Val was a college classmate of mine and she is a sharp lady.  Part of my takeaway from her commentary that merely looking at a test score does not tell the full story about a person or reflect a measurement of their personal desire.  Schools like Morehouse help in uncovering the 'diamonds in the rough' that may sparkle brilliantly once given an opportunity.  Yes, we need to work on improving the pipeline by ensuring there is a mastery of reading before a student leaves the 3rd grade.  Only then can we ensure more black males will consider medicine and STEM for career opportunities.  this can be done without compromising standards.

MaryElizabethSings
MaryElizabethSings

@ErnestB 

"Yes, we need to work on improving the pipeline by ensuring there is a mastery of reading before a student leaves the 3rd grade."

++++++++++++++++++++++++++++++++++++++++

Then, we need to start the process of language development well before kindergarten years.  When I was an active reading specialist, I advocated that schools work with all pediatricians in their districts to ensure language development starts early.  Schools do not know the children even exist before they enter the school's grounds and that is why schools must work with pediatricians in developing language skills, as a team effort among parents/guardians, schools, and pediatricians, to identify verbal needs in given children and address them very early in a child's life - well before school age.  Sometimes it is too late by the time a child enters kindergarten or first grade for him or her to keep up with his peers, if language development has not begun well in advance of the school years.

popacorn
popacorn

@OriginalProf

'And I do not think that anyone is suggesting that standards be lowered just to produce more black doctors.'

Nah, we would never lower standards to ostensibly 'help' certain groups.
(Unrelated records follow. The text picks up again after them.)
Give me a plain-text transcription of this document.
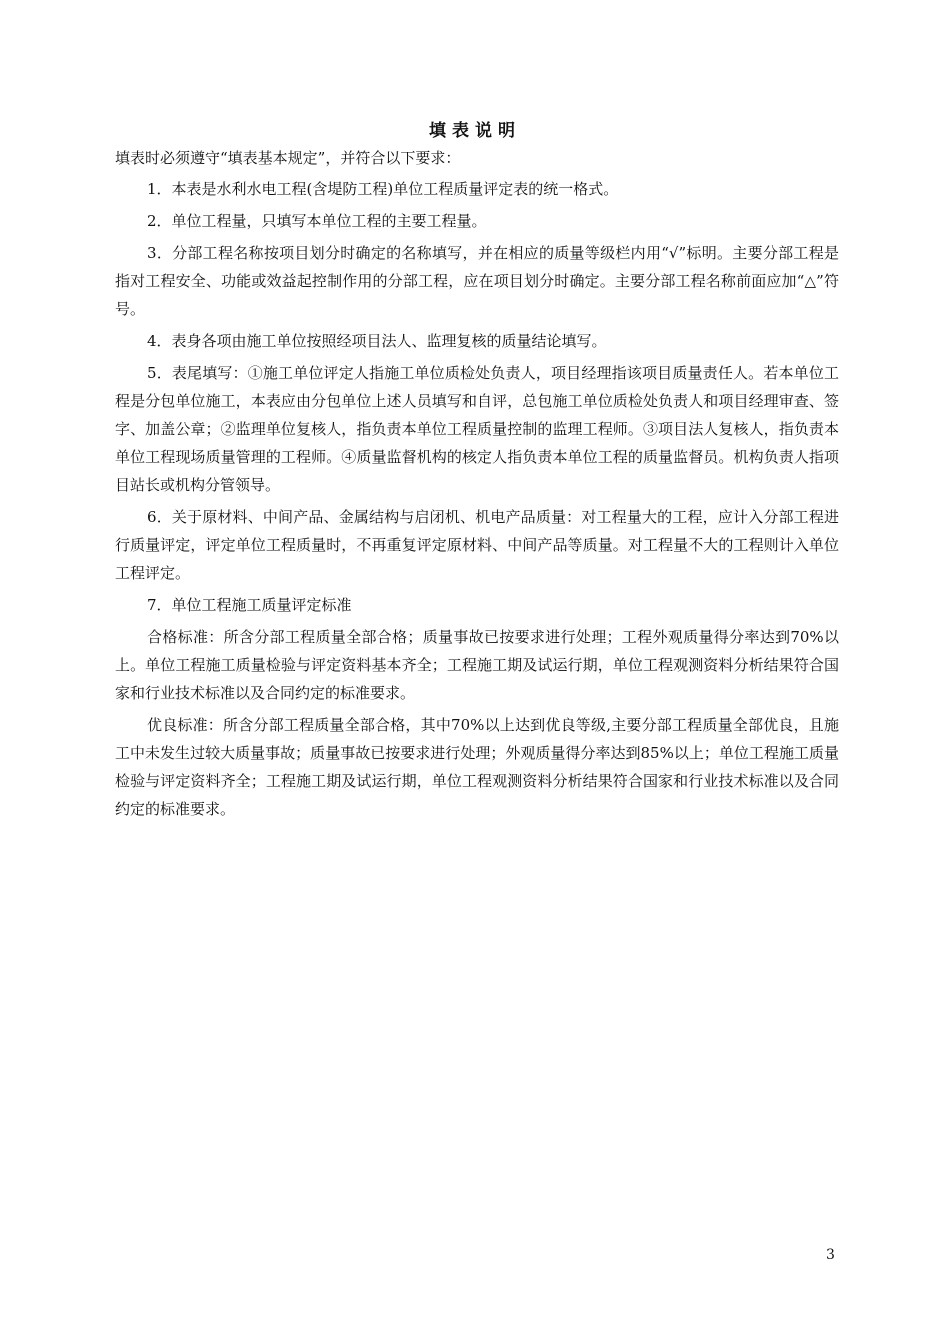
填表说明

填表时必须遵守“填表基本规定”，并符合以下要求：

1．本表是水利水电工程(含堤防工程)单位工程质量评定表的统一格式。

2．单位工程量，只填写本单位工程的主要工程量。

3．分部工程名称按项目划分时确定的名称填写，并在相应的质量等级栏内用“√”标明。主要分部工程是指对工程安全、功能或效益起控制作用的分部工程，应在项目划分时确定。主要分部工程名称前面应加“△”符号。

4．表身各项由施工单位按照经项目法人、监理复核的质量结论填写。

5．表尾填写：①施工单位评定人指施工单位质检处负责人，项目经理指该项目质量责任人。若本单位工程是分包单位施工，本表应由分包单位上述人员填写和自评，总包施工单位质检处负责人和项目经理审查、签字、加盖公章；②监理单位复核人，指负责本单位工程质量控制的监理工程师。③项目法人复核人，指负责本单位工程现场质量管理的工程师。④质量监督机构的核定人指负责本单位工程的质量监督员。机构负责人指项目站长或机构分管领导。

6．关于原材料、中间产品、金属结构与启闭机、机电产品质量：对工程量大的工程，应计入分部工程进行质量评定，评定单位工程质量时，不再重复评定原材料、中间产品等质量。对工程量不大的工程则计入单位工程评定。

7．单位工程施工质量评定标准

合格标准：所含分部工程质量全部合格；质量事故已按要求进行处理；工程外观质量得分率达到70%以上。单位工程施工质量检验与评定资料基本齐全；工程施工期及试运行期，单位工程观测资料分析结果符合国家和行业技术标准以及合同约定的标准要求。

优良标准：所含分部工程质量全部合格，其中70%以上达到优良等级,主要分部工程质量全部优良，且施工中未发生过较大质量事故；质量事故已按要求进行处理；外观质量得分率达到85%以上；单位工程施工质量检验与评定资料齐全；工程施工期及试运行期，单位工程观测资料分析结果符合国家和行业技术标准以及合同约定的标准要求。

3
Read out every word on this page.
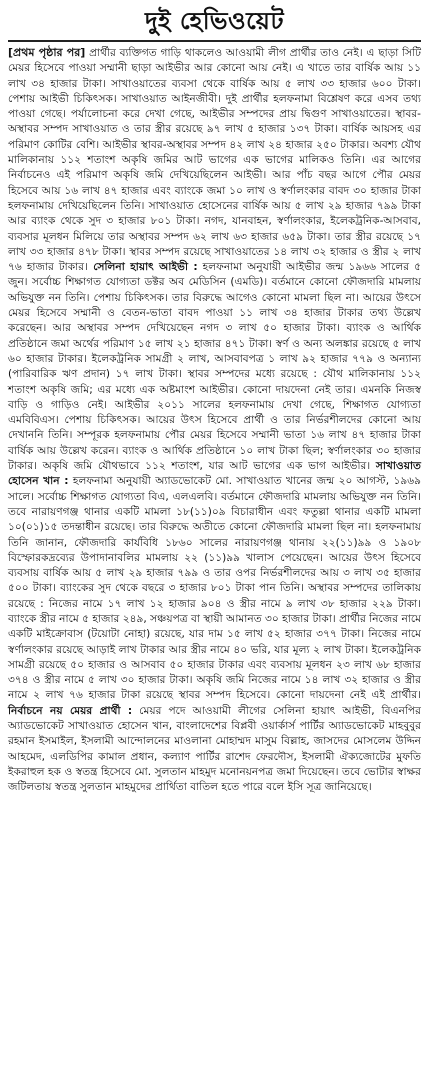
দুই হেভিওয়েট

[প্রথম পৃষ্ঠার পর] প্রার্থীর ব্যক্তিগত গাড়ি থাকলেও আওয়ামী লীগ প্রার্থীর তাও নেই। এ ছাড়া সিটি মেয়র হিসেবে পাওয়া সম্মানী ছাড়া আইভীর আর কোনো আয় নেই। এ খাতে তার বার্ষিক আয় ১১ লাখ ৩৪ হাজার টাকা। সাখাওয়াতের ব্যবসা থেকে বার্ষিক আয় ৫ লাখ ৩৩ হাজার ৬০০ টাকা। পেশায় আইভী চিকিৎসক। সাখাওয়াত আইনজীবী। দুই প্রার্থীর হলফনামা বিশ্লেষণ করে এসব তথ্য পাওয়া গেছে। পর্যালোচনা করে দেখা গেছে, আইভীর সম্পদের প্রায় দ্বিগুণ সাখাওয়াতের। স্থাবর-অস্থাবর সম্পদ সাখাওয়াত ও তার স্ত্রীর রয়েছে ৯৭ লাখ ৫ হাজার ১৩৭ টাকা। বার্ষিক আয়সহ এর পরিমাণ কোটির বেশি। আইভীর স্থাবর-অস্থাবর সম্পদ ৪২ লাখ ২৪ হাজার ২৫০ টাকার। অবশ্য যৌথ মালিকানায় ১১২ শতাংশ অকৃষি জমির আট ভাগের এক ভাগের মালিকও তিনি। এর আগের নির্বাচনেও এই পরিমাণ অকৃষি জমি দেখিয়েছিলেন আইভী। আর পাঁচ বছর আগে পৌর মেয়র হিসেবে আয় ১৬ লাখ ৪৭ হাজার এবং ব্যাংকে জমা ১০ লাখ ও স্বর্ণালংকার বাবদ ৩০ হাজার টাকা হলফনামায় দেখিয়েছিলেন তিনি। সাখাওয়াত হোসেনের বার্ষিক আয় ৫ লাখ ২৯ হাজার ৭৯৯ টাকা আর ব্যাংক থেকে সুদ ৩ হাজার ৮০১ টাকা। নগদ, যানবাহন, স্বর্ণালংকার, ইলেকট্রনিক-আসবাব, ব্যবসার মূলধন মিলিয়ে তার অস্থাবর সম্পদ ৬২ লাখ ৬৩ হাজার ৬৫৯ টাকা। তার স্ত্রীর রয়েছে ১৭ লাখ ৩৩ হাজার ৪৭৮ টাকা। স্থাবর সম্পদ রয়েছে সাখাওয়াতের ১৪ লাখ ৩২ হাজার ও স্ত্রীর ২ লাখ ৭৬ হাজার টাকার। সেলিনা হায়াৎ আইভী : হলফনামা অনুযায়ী আইভীর জন্ম ১৯৬৬ সালের ৫ জুন। সর্বোচ্চ শিক্ষাগত যোগ্যতা ডক্টর অব মেডিসিন (এমডি)। বর্তমানে কোনো ফৌজদারি মামলায় অভিযুক্ত নন তিনি। পেশায় চিকিৎসক। তার বিরুদ্ধে আগেও কোনো মামলা ছিল না। আয়ের উৎসে মেয়র হিসেবে সম্মানী ও বেতন-ভাতা বাবদ পাওয়া ১১ লাখ ৩৪ হাজার টাকার তথ্য উল্লেখ করেছেন। আর অস্থাবর সম্পদ দেখিয়েছেন নগদ ৩ লাখ ৫০ হাজার টাকা। ব্যাংক ও আর্থিক প্রতিষ্ঠানে জমা অর্থের পরিমাণ ১৫ লাখ ২১ হাজার ৪৭১ টাকা। স্বর্ণ ও অন্য অলঙ্কার রয়েছে ৫ লাখ ৬০ হাজার টাকার। ইলেকট্রনিক সামগ্রী ২ লাখ, আসবাবপত্র ১ লাখ ৯২ হাজার ৭৭৯ ও অন্যান্য (পারিবারিক ঋণ প্রদান) ১৭ লাখ টাকা। স্থাবর সম্পদের মধ্যে রয়েছে : যৌথ মালিকানায় ১১২ শতাংশ অকৃষি জমি; এর মধ্যে এক অষ্টমাংশ আইভীর। কোনো দায়দেনা নেই তার। এমনকি নিজস্ব বাড়ি ও গাড়িও নেই। আইভীর ২০১১ সালের হলফনামায় দেখা গেছে, শিক্ষাগত যোগ্যতা এমবিবিএস। পেশায় চিকিৎসক। আয়ের উৎস হিসেবে প্রার্থী ও তার নির্ভরশীলদের কোনো আয় দেখাননি তিনি। সম্পূরক হলফনামায় পৌর মেয়র হিসেবে সম্মানী ভাতা ১৬ লাখ ৪৭ হাজার টাকা বার্ষিক আয় উল্লেখ করেন। ব্যাংক ও আর্থিক প্রতিষ্ঠানে ১০ লাখ টাকা ছিল; স্বর্ণালংকার ৩০ হাজার টাকার। অকৃষি জমি যৌথভাবে ১১২ শতাংশ, যার আট ভাগের এক ভাগ আইভীর। সাখাওয়াত হোসেন খান : হলফনামা অনুযায়ী অ্যাডভোকেট মো. সাখাওয়াত খানের জন্ম ২০ আগস্ট, ১৯৬৯ সালে। সর্বোচ্চ শিক্ষাগত যোগ্যতা বিএ, এলএলবি। বর্তমানে ফৌজদারি মামলায় অভিযুক্ত নন তিনি। তবে নারায়ণগঞ্জ থানার একটি মামলা ১৮(১১)০৯ বিচারাধীন এবং ফতুল্লা থানার একটি মামলা ১০(০১)১৫ তদন্তাধীন রয়েছে। তার বিরুদ্ধে অতীতে কোনো ফৌজদারি মামলা ছিল না। হলফনামায় তিনি জানান, ফৌজদারি কার্যবিধি ১৮৬০ সালের নারায়ণগঞ্জ থানায় ২২(১১)৯৯ ও ১৯০৮ বিস্ফোরকদ্রব্যের উপাদানাবলির মামলায় ২২ (১১)৯৯ খালাস পেয়েছেন। আয়ের উৎস হিসেবে ব্যবসায় বার্ষিক আয় ৫ লাখ ২৯ হাজার ৭৯৯ ও তার ওপর নির্ভরশীলদের আয় ৩ লাখ ৩৫ হাজার ৫০০ টাকা। ব্যাংকের সুদ থেকে বছরে ৩ হাজার ৮০১ টাকা পান তিনি। অস্থাবর সম্পদের তালিকায় রয়েছে : নিজের নামে ১৭ লাখ ১২ হাজার ৯০৪ ও স্ত্রীর নামে ৯ লাখ ৩৮ হাজার ২২৯ টাকা। ব্যাংকে স্ত্রীর নামে ৫ হাজার ২৪৯, সঞ্চয়পত্র বা স্থায়ী আমানত ৩০ হাজার টাকা। প্রার্থীর নিজের নামে একটি মাইক্রোবাস (টয়োটা নোহা) রয়েছে, যার দাম ১৫ লাখ ৫২ হাজার ৩৭৭ টাকা। নিজের নামে স্বর্ণালংকার রয়েছে আড়াই লাখ টাকার আর স্ত্রীর নামে ৪০ ভরি, যার মূল্য ২ লাখ টাকা। ইলেকট্রনিক সামগ্রী রয়েছে ৫০ হাজার ও আসবাব ৫০ হাজার টাকার এবং ব্যবসায় মূলধন ২৩ লাখ ৬৮ হাজার ৩৭৪ ও স্ত্রীর নামে ৫ লাখ ৩০ হাজার টাকা। অকৃষি জমি নিজের নামে ১৪ লাখ ৩২ হাজার ও স্ত্রীর নামে ২ লাখ ৭৬ হাজার টাকা রয়েছে স্থাবর সম্পদ হিসেবে। কোনো দায়দেনা নেই এই প্রার্থীর। নির্বাচনে নয় মেয়র প্রার্থী : মেয়র পদে আওয়ামী লীগের সেলিনা হায়াৎ আইভী, বিএনপির অ্যাডভোকেট সাখাওয়াত হোসেন খান, বাংলাদেশের বিপ্লবী ওয়ার্কার্স পার্টির অ্যাডভোকেট মাহবুবুর রহমান ইসমাইল, ইসলামী আন্দোলনের মাওলানা মোহাম্মদ মাসুম বিল্লাহ, জাসদের মোসলেম উদ্দিন আহমেদ, এলডিপির কামাল প্রধান, কল্যাণ পার্টির রাশেদ ফেরদৌস, ইসলামী ঐক্যজোটের মুফতি ইকরাহুল হক ও স্বতন্ত্র হিসেবে মো. সুলতান মাহমুদ মনোনয়নপত্র জমা দিয়েছেন। তবে ভোটার স্বাক্ষর জটিলতায় স্বতন্ত্র সুলতান মাহমুদের প্রার্থিতা বাতিল হতে পারে বলে ইসি সূত্র জানিয়েছে।
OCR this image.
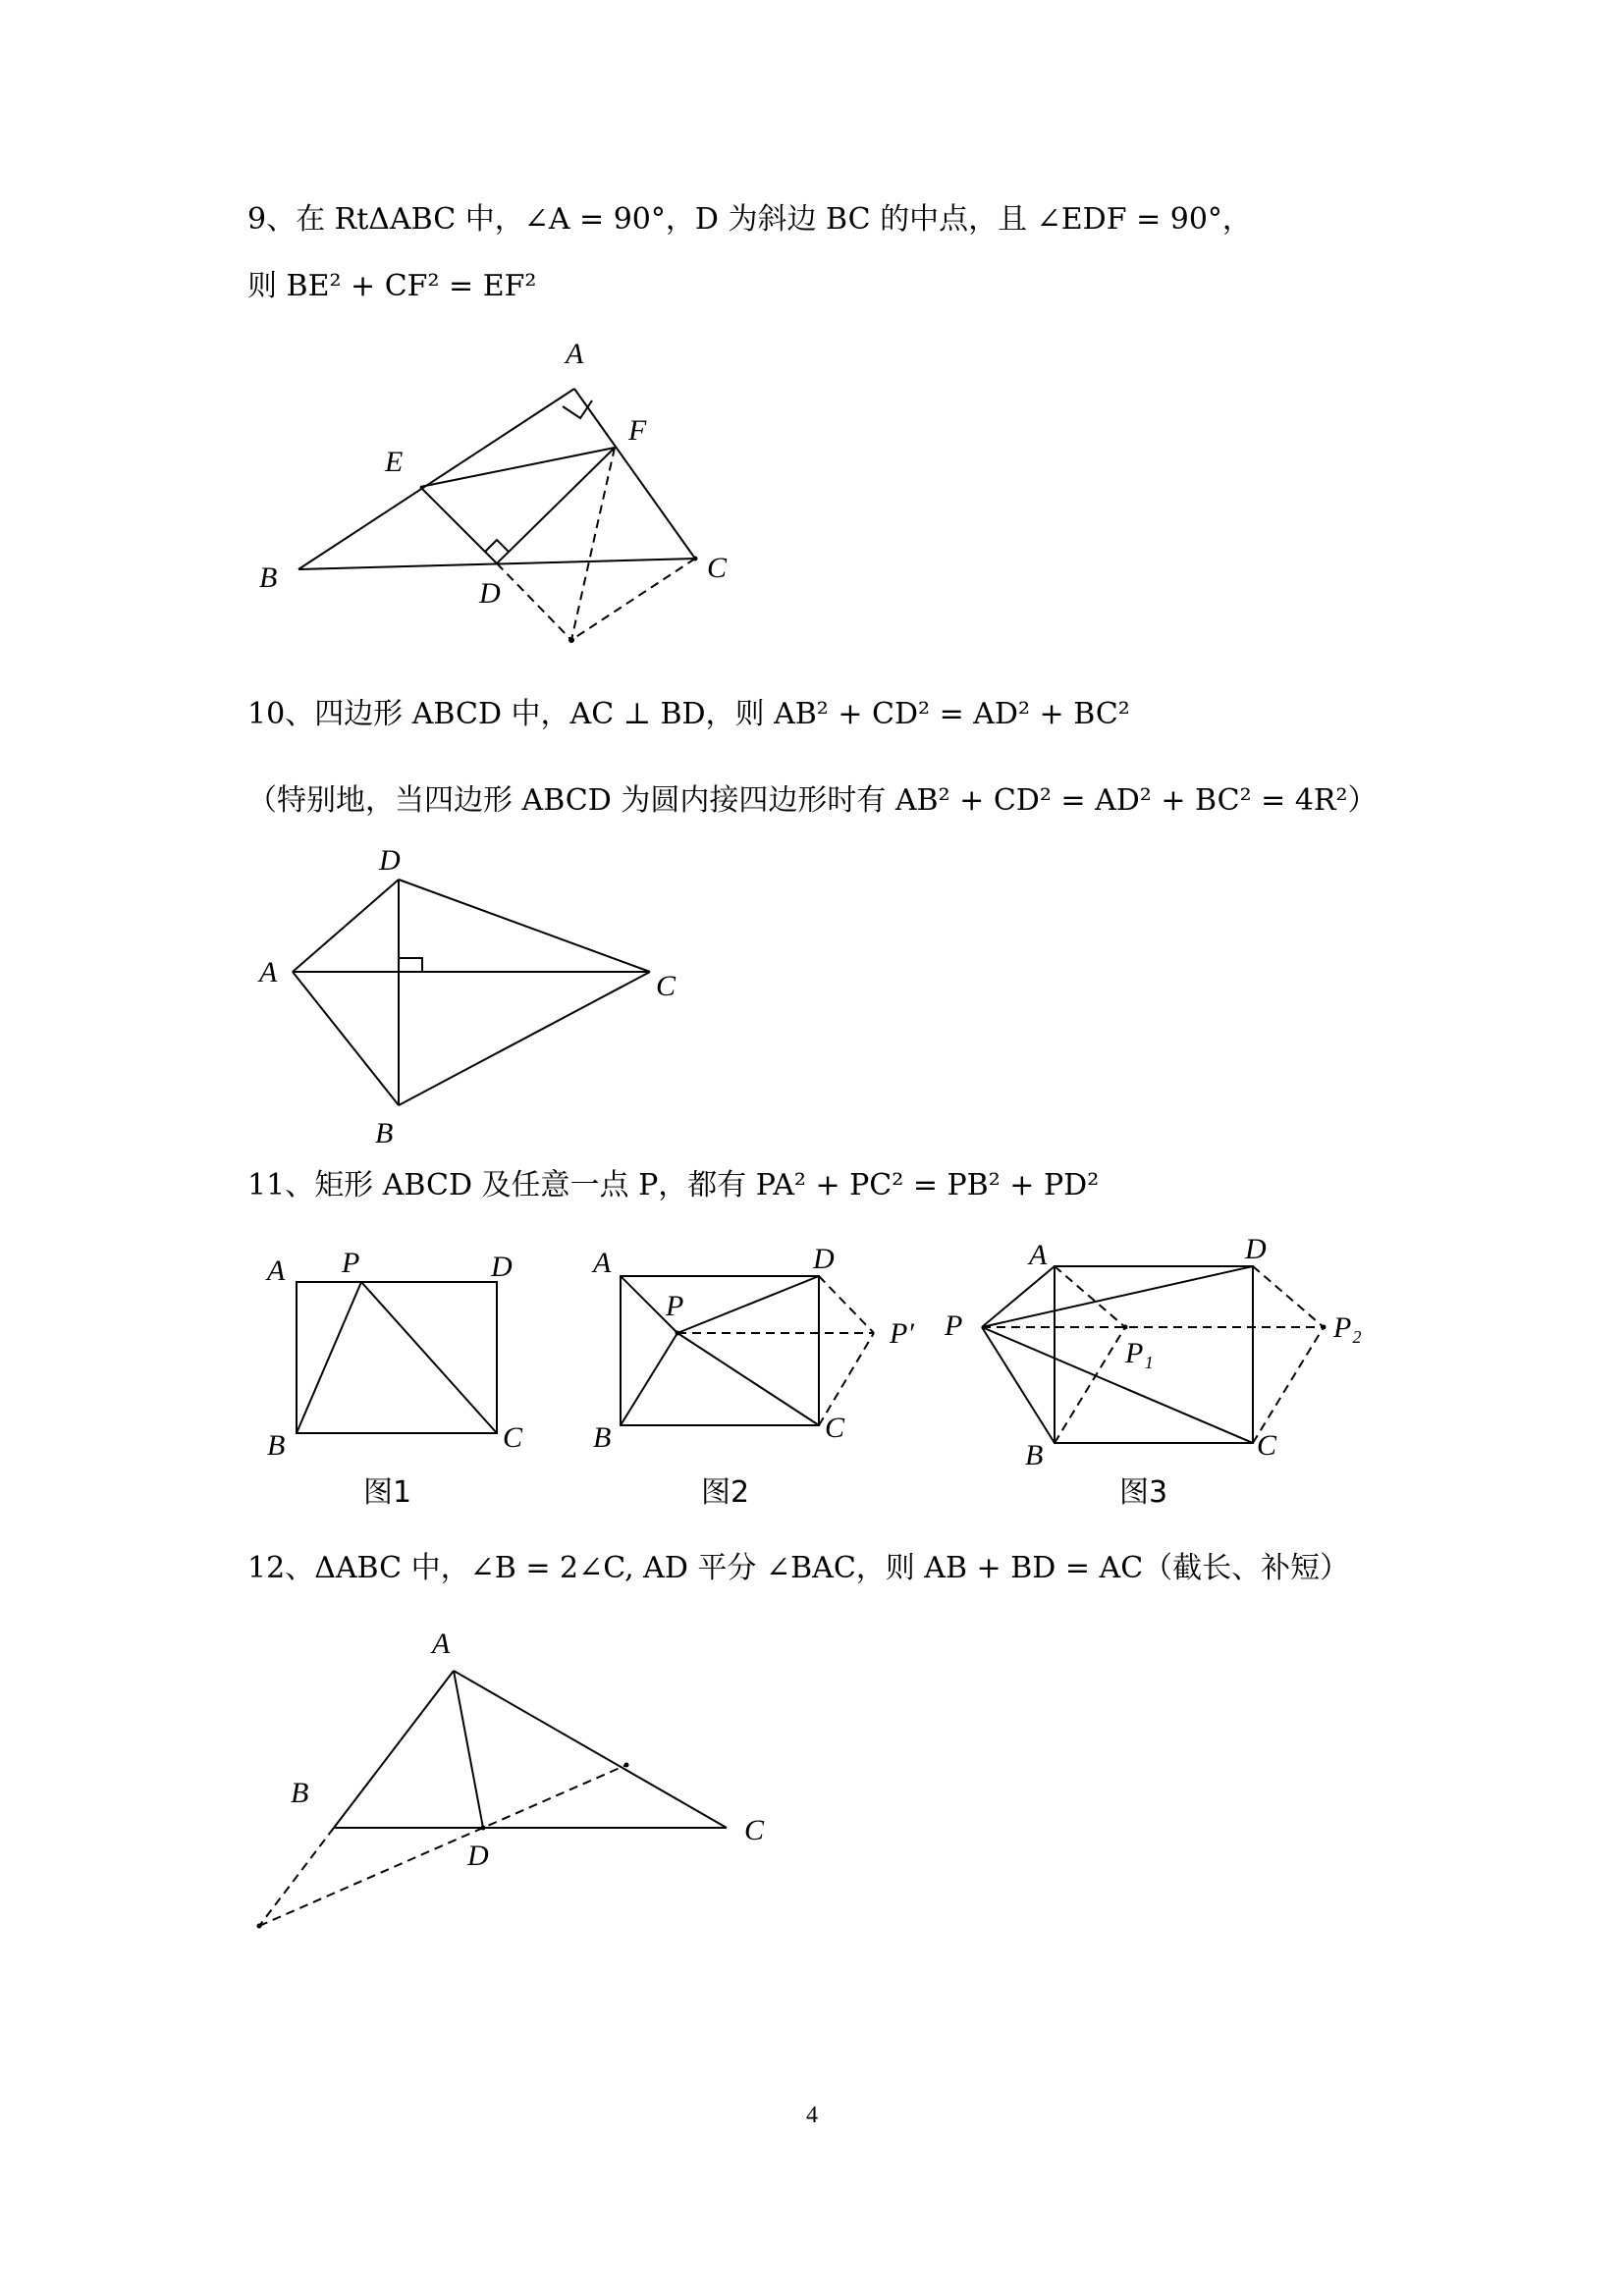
9、在 RtΔABC 中，∠A = 90°，D 为斜边 BC 的中点，且 ∠EDF = 90°，
则 BE² + CF² = EF²
A
E
F
B	D
C
10、四边形 ABCD 中，AC ⊥ BD，则 AB² + CD² = AD² + BC²
（特别地，当四边形 ABCD 为圆内接四边形时有 AB² + CD² = AD² + BC² = 4R²）
D
A	C
B
11、矩形 ABCD 及任意一点 P，都有 PA² + PC² = PB² + PD²
A P	D
B	C
图1
A	D
P
P′
B	C
图2
A	D
P
P₁
P₂
B	C
图3
12、ΔABC 中，∠B = 2∠C, AD 平分 ∠BAC，则 AB + BD = AC（截长、补短）
A
B
D
C
4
You can't have your cake and eat it too. 

class80olddog
class80olddog

If they start having quotas for med school, it could open the possibility of a scenario like was depicted in the movie SOUL MAN.

Astropig
Astropig

I want the best doctor my insurance will pay for. I don't care what race,ethnicity or gender.My prostate is wayyyyyy too important to be left in the (cold) hands of somebody that became a doctor to fulfill somebody else's vision of what medicine should be.

Starik
Starik

@Astropig For that, the highest qualification is short, blunt fingers,  Color is irrelevant.

OriginalProf
OriginalProf

@Gwinnetting @Astropig 

Why must it be one over the other? The patient usually has a choice of doctors or specialists who are covered by insurance. Assuming the professional reputations are generally equal, one also considers other factors....such as race or gender that is like one's own.

Gwinnetting
Gwinnetting

@Astropig 

In choosing a doctor for my child, valuing minority status over professional reputation would be inconceivable to me. 

But it takes all kinds to make a blog, I suppose.